Wijst toe de vordering tot schadevergoeding van de benadeelde partij [slachtoffer] ter zake van het onder 1 bewezenverklaarde tot het bedrag van
€ 4.871,86 (vierduizend achthonderdeenenzeventig euro en zesentachtig cent) bestaande uit € 371,86 (driehonderdeenenzeventig euro en zesentachtig cent) materiële schade en € 4.500,00 (vierduizend vijfhonderd euro) immateriële schade, vermeerderd met de wettelijke rente vanaf de hierna te noemen aanvangsdatum tot aan de dag der voldoening.
Veroordeelt de verdachte in de door de benadeelde partij gemaakte en ten behoeve van de tenuitvoerlegging nog te maken kosten, tot aan de datum van deze uitspraak begroot op nihil.
Legt aan de verdachte de verplichting op om aan de Staat, ten behoeve van het slachtoffer, genaamd [slachtoffer], ter zake van het onder 1 bewezenverklaarde een bedrag te betalen van € 4.871,86 (vierduizend achthonderdeenenzeventig euro en zesentachtig cent) bestaande uit € 371,86 (driehonderdeenenzeventig euro en zesentachtig cent) materiële schade en € 4.500,00 (vierduizend vijfhonderd euro) immateriële schade, vermeerderd met de wettelijke rente vanaf de hierna te noemen aanvangsdatum tot aan de dag der voldoening.
Bepaalt de duur van de gijzeling op ten hoogste 58 (achtenvijftig) dagen. Toepassing van die gijzeling heft de verplichting tot schadevergoeding aan de Staat ten behoeve van het slachtoffer niet op.

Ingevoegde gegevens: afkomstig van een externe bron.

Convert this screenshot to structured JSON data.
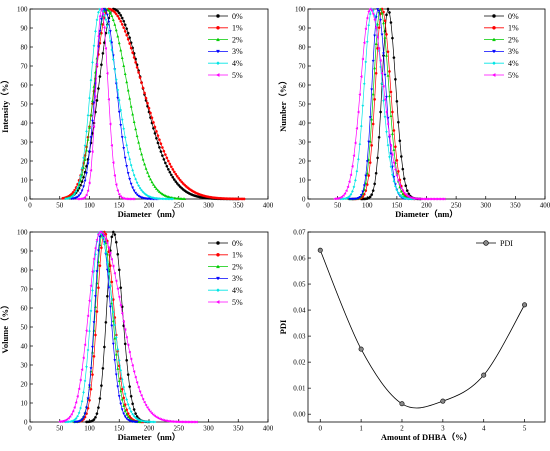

Bepaalt dat indien en voor zover de verdachte aan een van beide betalingsverplichtingen heeft voldaan, de andere vervalt.
Bepaalt de aanvangsdatum van de wettelijke rente voor de materiële en de immateriële schade op 12 juni 2021.
Dit arrest is gewezen door mr. B. Vogel, als voorzitter, mr. A. de Lange en mr. V.M. de Winkel, leden, in bijzijn van de griffier mr. A.M. Grasman.
Het is uitgesproken op de openbare terechtzitting van het hof van 6 juni 2025.